で、右のが「キタミズクラゲ」、南のエチゼンクラゲと並び、大量発生して網に何トンも引っ掛かっては
漁業に迷惑をかける不届き千万クラゲの代表格、であるがゆえ「当館が初めて繁殖に成功!」との文字を見て、
少々複雑な気分になったりも。



続けてこちらの左が「アンドンクラゲ」。
立方体状の傘からスラリと伸びる4本の触手がなんとも魅惑的な、いわばクラゲ界のモデルのような存在ゆえ、
上述した「綺麗な花には…」の定説どおり非常に強い刺胞毒をもち、酷いときにはアナフィラキシーを誘発して
死亡する例もあるとのこと。どのクラゲもふわふわ漂ってのんびり浮いてるだけのお気楽人生かと思いきや、
その実体がいちいちハードテイストすぎる。浮浪な人生は見た目ほど楽ではないということか。

で、右の未確認飛行物体ちっくなのが「オワンクラゲ」、外から透けて見える何本もの生殖腺が暗い水槽内にて
発光する様が非常に美しい。下村脩が本種における緑色蛍光タンパク質の研究でノーベル化学賞を受賞したことから
一躍有名となり、この加茂水族館でも一時期は展示の目玉だったとか。

しかしこのコーナー、プラネタリウムを模すためと思われる暗めの調光設定があまりにムーディなので
単騎デフォルトのミー的には少々きつすぎた。なのでミーと同属性のつがいヘイトな出不精ユーとかは、
ニコニコ動画にて「加茂水族館」で検索してみることを推奨。これらクラゲが水槽内を幻想的に泳ぐ様を、
家にいながらにして存分に観賞することが可能となる。


※哀愁の磯コーナー.

生のお魚さんとの直接的な触れ合いを目的とする、水族館的にはお約束中のお約束設備「タッチング・プール」に赴いてみる。
ここは展示方針による各館ごとの差異が面白いので、地味ながらも結構見どころがあったりするのだ。
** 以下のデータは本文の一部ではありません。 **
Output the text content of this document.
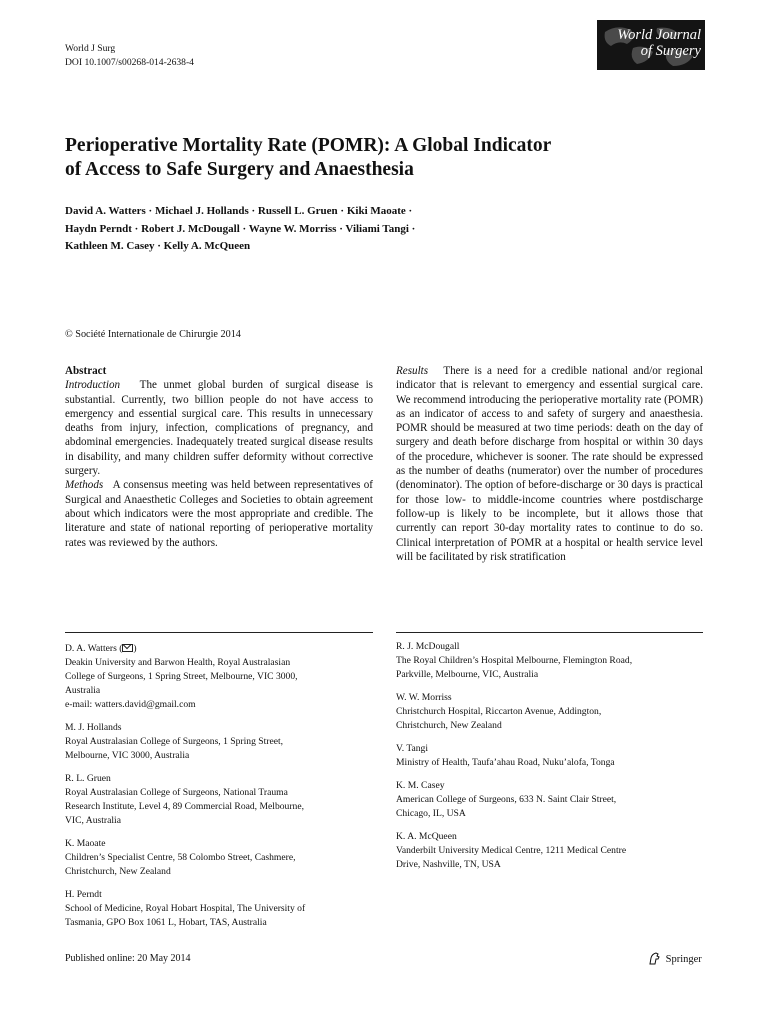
World J Surg
DOI 10.1007/s00268-014-2638-4
World Journal
of Surgery
Perioperative Mortality Rate (POMR): A Global Indicator
of Access to Safe Surgery and Anaesthesia
David A. Watters · Michael J. Hollands · Russell L. Gruen · Kiki Maoate ·
Haydn Perndt · Robert J. McDougall · Wayne W. Morriss · Viliami Tangi ·
Kathleen M. Casey · Kelly A. McQueen
© Société Internationale de Chirurgie 2014
Abstract
Introduction The unmet global burden of surgical disease is substantial. Currently, two billion people do not have access to emergency and essential surgical care. This results in unnecessary deaths from injury, infection, complications of pregnancy, and abdominal emergencies. Inadequately treated surgical disease results in disability, and many children suffer deformity without corrective surgery.
Methods A consensus meeting was held between representatives of Surgical and Anaesthetic Colleges and Societies to obtain agreement about which indicators were the most appropriate and credible. The literature and state of national reporting of perioperative mortality rates was reviewed by the authors.
Results There is a need for a credible national and/or regional indicator that is relevant to emergency and essential surgical care. We recommend introducing the perioperative mortality rate (POMR) as an indicator of access to and safety of surgery and anaesthesia. POMR should be measured at two time periods: death on the day of surgery and death before discharge from hospital or within 30 days of the procedure, whichever is sooner. The rate should be expressed as the number of deaths (numerator) over the number of procedures (denominator). The option of before-discharge or 30 days is practical for those low- to middle-income countries where postdischarge follow-up is likely to be incomplete, but it allows those that currently can report 30-day mortality rates to continue to do so. Clinical interpretation of POMR at a hospital or health service level will be facilitated by risk stratification
D. A. Watters ( )
Deakin University and Barwon Health, Royal Australasian
College of Surgeons, 1 Spring Street, Melbourne, VIC 3000,
Australia
e-mail: watters.david@gmail.com
M. J. Hollands
Royal Australasian College of Surgeons, 1 Spring Street,
Melbourne, VIC 3000, Australia
R. L. Gruen
Royal Australasian College of Surgeons, National Trauma
Research Institute, Level 4, 89 Commercial Road, Melbourne,
VIC, Australia
K. Maoate
Children’s Specialist Centre, 58 Colombo Street, Cashmere,
Christchurch, New Zealand
H. Perndt
School of Medicine, Royal Hobart Hospital, The University of
Tasmania, GPO Box 1061 L, Hobart, TAS, Australia
R. J. McDougall
The Royal Children’s Hospital Melbourne, Flemington Road,
Parkville, Melbourne, VIC, Australia
W. W. Morriss
Christchurch Hospital, Riccarton Avenue, Addington,
Christchurch, New Zealand
V. Tangi
Ministry of Health, Taufa’ahau Road, Nuku’alofa, Tonga
K. M. Casey
American College of Surgeons, 633 N. Saint Clair Street,
Chicago, IL, USA
K. A. McQueen
Vanderbilt University Medical Centre, 1211 Medical Centre
Drive, Nashville, TN, USA
Published online: 20 May 2014	Springer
ヒトデ、ナマコなどの歩兵に混じって、ハゼ、ゴリなどの騎馬兵クラスの姿もちらほらと見受けられる。
スペース的には平均より少し狭いが、魚に触った後のアフターケアに必要な手洗い場が近くにちゃんとあることや、
手書きの「ドラえもん」による注意文から醸し出される@ホーム感も含めて、なかなかに感じのよい造りだと思う。

まあ、そのノーピープルっぷりに関しては、ここも他館同様であり、
その様を見るにつけ、現代っ子における磯コーナーのニーズの低さを感じずにはいられない。
加えていうなら「ドラえもん」というセンスもちと古めなので、
ミー的には安定枠で「プリキュア」、冒険枠で「イカ娘」を推薦しておく。


※究極、そして至高のおねだり.

1Fの水槽展示フロアを抜けて、中庭の屋外展示コーナーへと向かう。
と、そこのアザラシ&ペンギン・プールにて、職員さんが餌やりを行っているところに丁度出くわした。



ゴマフアザラシ」達と、「フンボルト」に「マゼラン」のペンギンさん群が、かたやジャブジャブ、
かたやペチペチと職員さんの足元に擦り寄って、もっとおくれようと懸命に餌をおねだりする様は、こちらが狂おしく
身悶えするほどに可愛くて可憐であり、今この瞬間だけは世界よ平和であってくれと、縛りものの鬼畜エロゲーをこよなく
愛するこのミーですら願わずにはいられなかった。この絵を見れただけでも、今日来た甲斐があったというものだ。



さて、餌やりコーナーといえば海獣ショーと並び、イルカやペンギンを中心にした海洋生物達と交流できる数少ない機会、
いわば水族館の華であるが、その範囲を「ウミネコ」にまで広げている水族館はそう多くはないと思う。
そういう意味では他の水族館との差別化をはかると言う意味も含めて前向きに評価したい斬新な試みだと思った。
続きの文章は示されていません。